Q: How has this internal culture shift changed the way you serve your audience?
A: We’ve undergone a strategic planning process that included conducting interviews with regional stakeholders from all walks of life. It was an opportunity to ask, ‘Where can we add value? How can we connect people and help them critically engage with new ideas and new ways of thinking?’
When we’re designing exhibitions, we’re thinking not just about what we want people to learn but also how we want them to learn. We’re asking what interventions we can make within the learning environment so that people engage with others, either through real-time conversation or by leaving behind a public record of their experience.
Q: What does that social impact piece look like to you?
A: It’s individuals and groups of people coming into our space and having a conversation they normally wouldn’t have. Each conversation makes the community a little stronger. Our design thinking approach comes at a time when the world needs new ideas and new methodologies for answering increasingly complex questions. Our museum has a unique opportunity to teach skills and provide experiences that are critical right now.
Q: Give us an example of how the museum does that.
A: One of our recent exhibitions explored the work and creative process of a cartoonist for The New Yorker. The cartoons themselves are so clever, but the exhibition also demonstrates that the cartoonist doesn’t just wake up with a light bulb over his head; he actually uses mind-mapping exercises.
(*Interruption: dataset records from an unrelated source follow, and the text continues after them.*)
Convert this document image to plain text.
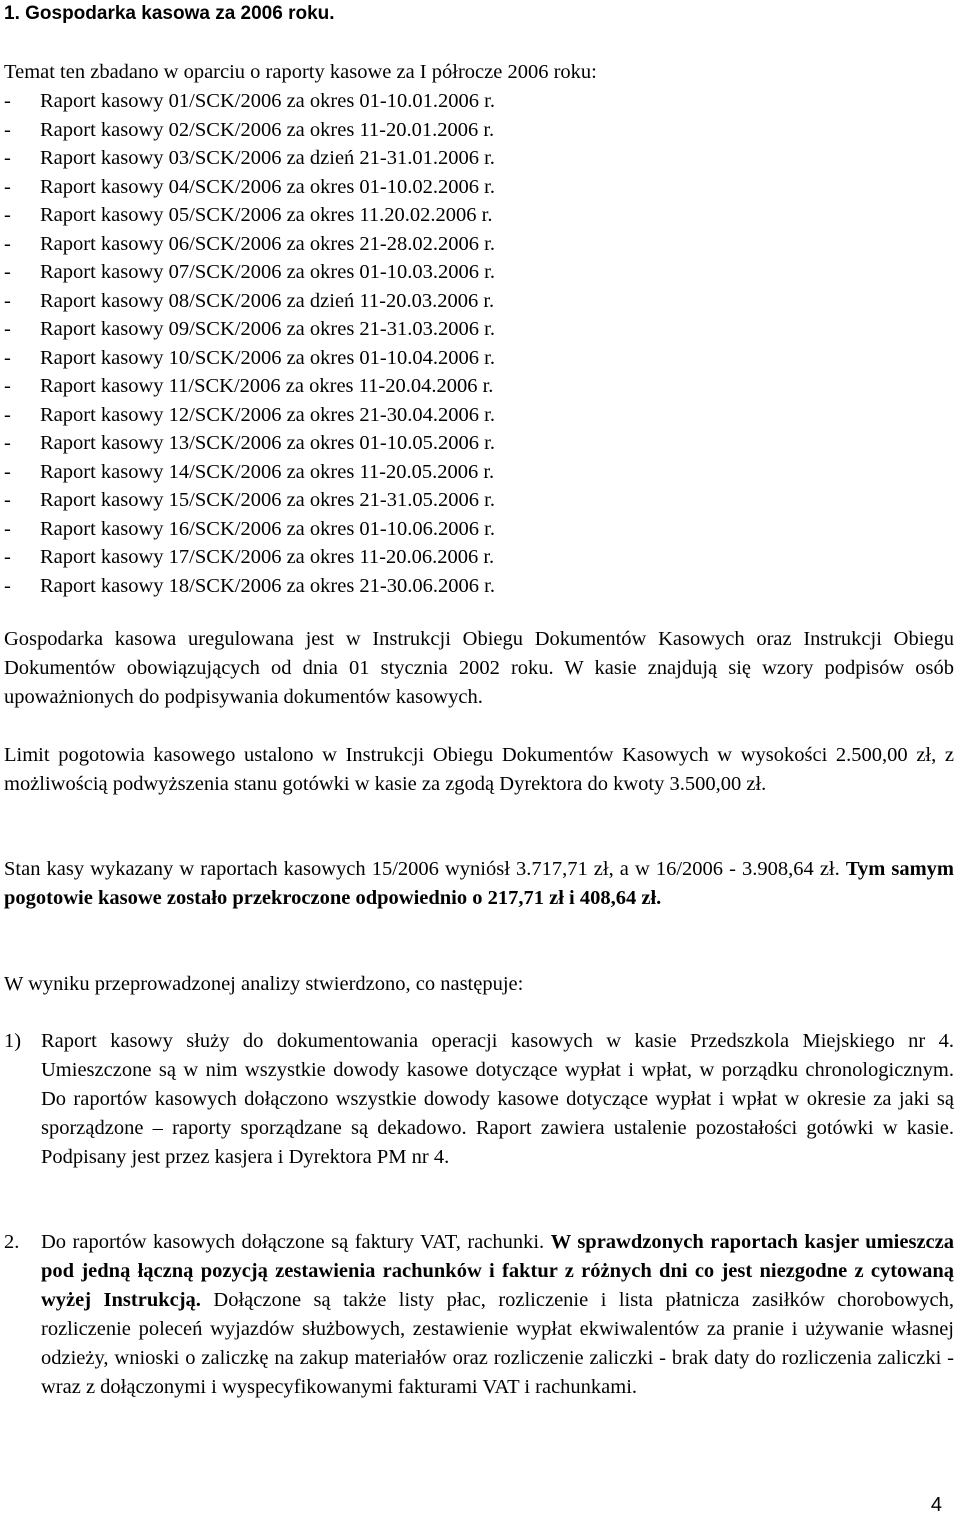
1. Gospodarka kasowa za 2006 roku.
Temat ten zbadano w oparciu o raporty kasowe za I półrocze 2006 roku:
- Raport kasowy 01/SCK/2006 za okres 01-10.01.2006 r.
- Raport kasowy 02/SCK/2006 za okres 11-20.01.2006 r.
- Raport kasowy 03/SCK/2006 za dzień 21-31.01.2006 r.
- Raport kasowy 04/SCK/2006 za okres 01-10.02.2006 r.
- Raport kasowy 05/SCK/2006 za okres 11.20.02.2006 r.
- Raport kasowy 06/SCK/2006 za okres 21-28.02.2006 r.
- Raport kasowy 07/SCK/2006 za okres 01-10.03.2006 r.
- Raport kasowy 08/SCK/2006 za dzień 11-20.03.2006 r.
- Raport kasowy 09/SCK/2006 za okres 21-31.03.2006 r.
- Raport kasowy 10/SCK/2006 za okres 01-10.04.2006 r.
- Raport kasowy 11/SCK/2006 za okres 11-20.04.2006 r.
- Raport kasowy 12/SCK/2006 za okres 21-30.04.2006 r.
- Raport kasowy 13/SCK/2006 za okres 01-10.05.2006 r.
- Raport kasowy 14/SCK/2006 za okres 11-20.05.2006 r.
- Raport kasowy 15/SCK/2006 za okres 21-31.05.2006 r.
- Raport kasowy 16/SCK/2006 za okres 01-10.06.2006 r.
- Raport kasowy 17/SCK/2006 za okres 11-20.06.2006 r.
- Raport kasowy 18/SCK/2006 za okres 21-30.06.2006 r.

Gospodarka kasowa uregulowana jest w Instrukcji Obiegu Dokumentów Kasowych oraz Instrukcji Obiegu Dokumentów obowiązujących od dnia 01 stycznia 2002 roku. W kasie znajdują się wzory podpisów osób upoważnionych do podpisywania dokumentów kasowych.

Limit pogotowia kasowego ustalono w Instrukcji Obiegu Dokumentów Kasowych w wysokości 2.500,00 zł, z możliwością podwyższenia stanu gotówki w kasie za zgodą Dyrektora do kwoty 3.500,00 zł.

Stan kasy wykazany w raportach kasowych 15/2006 wyniósł 3.717,71 zł, a w 16/2006 - 3.908,64 zł. Tym samym pogotowie kasowe zostało przekroczone odpowiednio o 217,71 zł i 408,64 zł.

W wyniku przeprowadzonej analizy stwierdzono, co następuje:

1) Raport kasowy służy do dokumentowania operacji kasowych w kasie Przedszkola Miejskiego nr 4. Umieszczone są w nim wszystkie dowody kasowe dotyczące wypłat i wpłat, w porządku chronologicznym. Do raportów kasowych dołączono wszystkie dowody kasowe dotyczące wypłat i wpłat w okresie za jaki są sporządzone – raporty sporządzane są dekadowo. Raport zawiera ustalenie pozostałości gotówki w kasie. Podpisany jest przez kasjera i Dyrektora PM nr 4.

2. Do raportów kasowych dołączone są faktury VAT, rachunki. W sprawdzonych raportach kasjer umieszcza pod jedną łączną pozycją zestawienia rachunków i faktur z różnych dni co jest niezgodne z cytowaną wyżej Instrukcją. Dołączone są także listy płac, rozliczenie i lista płatnicza zasiłków chorobowych, rozliczenie poleceń wyjazdów służbowych, zestawienie wypłat ekwiwalentów za pranie i używanie własnej odzieży, wnioski o zaliczkę na zakup materiałów oraz rozliczenie zaliczki - brak daty do rozliczenia zaliczki - wraz z dołączonymi i wyspecyfikowanymi fakturami VAT i rachunkami.

4
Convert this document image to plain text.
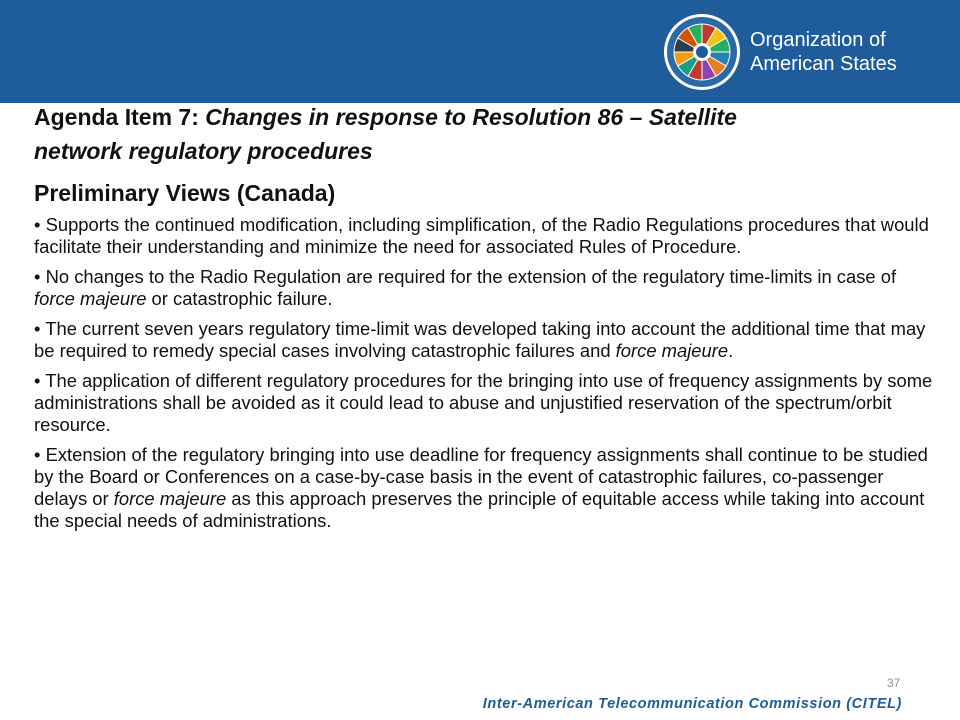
Organization of
American States

Agenda Item 7: Changes in response to Resolution 86 – Satellite
network regulatory procedures

Preliminary Views (Canada)

• Supports the continued modification, including simplification, of the Radio Regulations procedures that would facilitate their understanding and minimize the need for associated Rules of Procedure.

• No changes to the Radio Regulation are required for the extension of the regulatory time-limits in case of force majeure or catastrophic failure.

• The current seven years regulatory time-limit was developed taking into account the additional time that may be required to remedy special cases involving catastrophic failures and force majeure.

• The application of different regulatory procedures for the bringing into use of frequency assignments by some administrations shall be avoided as it could lead to abuse and unjustified reservation of the spectrum/orbit resource.

• Extension of the regulatory bringing into use deadline for frequency assignments shall continue to be studied by the Board or Conferences on a case-by-case basis in the event of catastrophic failures, co-passenger delays or force majeure as this approach preserves the principle of equitable access while taking into account the special needs of administrations.

37
Inter-American Telecommunication Commission (CITEL)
To get people to interact more deeply with that idea, we displayed some cartoons without captions and invited [visitors] to create their own captions using those same exercises. They got to go broad with their ideas and use critical thinking, collaboration, and iteration to extract the strongest concepts.
Q: What about any specific changes to the design of the museum itself?
A: When we observed audiences in our space, we realized they were getting turned around a lot. So we created a big map that’s the first thing you see when you come in. Images give visitors a sense of what’s on view in the surrounding spaces, and they’re attached with Velcro so we can continually customize the map without breaking the bank—a true design thinking approach. Again, we were thinking from an empathic standpoint. Museums can be intimidating for first-time visitors, so we’re promoting a more welcoming and engaging experience.
Q: What’s next for the Hickory Museum of Art?
A: My experiences at KCAD also taught me how fundamental sustainability and business model canvasing are to the success of any organization, museums in particular. We’re already tracking our programming with a variety of performance indicators so that we can increase efficiency as we go, which is new stuff for the museum world. In the future, I’d love to become the world’s first triple bottom line museum, driven by day-to-day thinking that people and the planet are just as important as financial profit.